Abstract
Background: Individuals with DS have a 20-fold increased risk of B-ALL, and experience increased rates of both relapse and treatment-related mortality (TRM). Those with high-risk (HR) disease requiring intensified therapy have shown the greatest disparities in both TRM and relapse rates compared to patients without DS, and thus may benefit most from treatment incorporating blinatumomab due to its anti-leukemic efficacy and favorable toxicity profile. Here, we report outcomes for patients with DS and B-ALL with HR features enrolled on COG trial AALL1731 from 2019-2022, receiving a regimen of modified chemotherapy plus 3 cycles of 28-day continuous intravenous blinatumomab, versus comparable patients with DS and B-ALL enrolled on the prior trial, AALL1131, treated with chemotherapy alone.
Methods: Eligible patients had DS and de novo B-ALL, age 1-30 years, NCI HR and/or other HR features (CNS3 status, testicular involvement, steroid pretreatment, unfavorable cytogenetics, or end of induction [EOI] minimal residual disease [MRD] >0.01%).
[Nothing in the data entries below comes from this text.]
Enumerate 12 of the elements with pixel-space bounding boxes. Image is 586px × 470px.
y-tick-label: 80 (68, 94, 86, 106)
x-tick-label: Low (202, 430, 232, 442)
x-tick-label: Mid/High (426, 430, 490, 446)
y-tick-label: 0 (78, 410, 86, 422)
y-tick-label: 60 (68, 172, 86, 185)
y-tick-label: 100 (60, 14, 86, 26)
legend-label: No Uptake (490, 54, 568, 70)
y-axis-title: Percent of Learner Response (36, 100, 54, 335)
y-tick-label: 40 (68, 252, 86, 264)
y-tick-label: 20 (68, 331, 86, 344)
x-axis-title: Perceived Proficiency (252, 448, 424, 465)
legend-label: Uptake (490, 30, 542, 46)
HR DS patients on AALL1131 received a chemotherapy regimen with DS-specific modifications: leucovorin rescue after intrathecal methotrexate (MTX), reduced induction anthracycline, intermediate-dose MTX, and enhanced supportive care. HR DS patients on AALL1731 were assigned to a single arm cohort termed DS-High. AALL1731 DS-High patients received the same treatment modifications as on AALL1131, and additionally omitted all induction anthracycline and the second month of delayed intensification (DI). AALL1731 DS-High patients also received 3 non-sequential cycles of blinatumomab intercalated between chemotherapy courses. The DS-High cohort was suspended to accrual on 4/29/2022 and subsequently permanently closed; patients meeting DS-High criteria at EOI after this date were taken off protocol therapy.
Results: AALL1731 enrolled 134 patients with DS and B-ALL with HR features (85 classified as HR at diagnosis and 49 classified as HR post-induction). As of 06/2025, with a median follow-up time of 4.1 years (interquartile range 3.6-4.7 years), there were 3 deaths in induction and 7 deaths in remission (DIR). Induction death rate was not different between AALL1731 and AALL1131 (3.5% vs 3.6%). Ninety-three AALL1731 patients (69 classified as HR at diagnosis and 24 classified post-induction) received DS-High on protocol therapy post-induction (22 came off protocol due to protocol closure, and 19 for other reasons), with a 4-year disease-free survival (DFS) of 84.8+4.9%. A post-consolidation comparison of HR DS patients treated on AALL1731 (n=85) and AALL1131 (n=235) showed no significant difference in 4-year DFS (84.7+5.4% vs 77.6+2.8%, p=0.21); overall survival (OS) (88.2+4.8% vs 89.2+2.1%, p=0.71); or cumulative incidence (CI) of DIR (8.2+3.0% vs 4.7+1.4%, p=0.22). Post-consolidation DIR on AALL1731 occurred in DI (n=4), maintenance (n=2), and off therapy (n=1), 5 with an infectious component.
Importantly, DS-High patients treated on AALL1731 showed a significantly lower 4-year CI of relapse compared with AALL1131 (4.7+2.3% vs 16.9+2.5%, p=0.006). Indeed, among the AALL1731 DS-High cohort, more post-Consolidation treatment failures were due to DIR (N=7) than due to relapse (N=4), in contrast to similar patients on AALL1131 (DIR=12, relapse=52). Among the AALL1731 DS-High cohort as of the 06/25 data cutoff, no relapse was seen later than 2.7 years from diagnosis. Three relapses on AALL1731 were CD19-positive (2 isolated extramedullary, one combined marrow/CNS) and one was CD19-negative.
Conclusions: Patients with DS and B-ALL continue to have inferior outcomes compared to those without DS due to both relapse and TRM. At a median follow-up of 4 years, DFS and OS on AALL1731 were preserved but not improved compared to AALL1131 with use of 3 cycles of blinatumomab and moderately de-intensified chemotherapy. However, the CI of relapse is significantly lower on AALL1731 and to date, late relapses seen in previous cohorts of DS patients have not been observed. As 25% of DS relapses on AALL1131 occurred more than 4 years from diagnosis, AALL1731 DFS may demonstrate superiority with longer follow-up time. Nevertheless, unacceptable risk of TRM persists for patients with DS and B-ALL. Our findings suggest that strategies further reducing chemotherapy and/or further incorporating immunotherapy are warranted in future trials to improve outcomes for this high-risk, vulnerable population.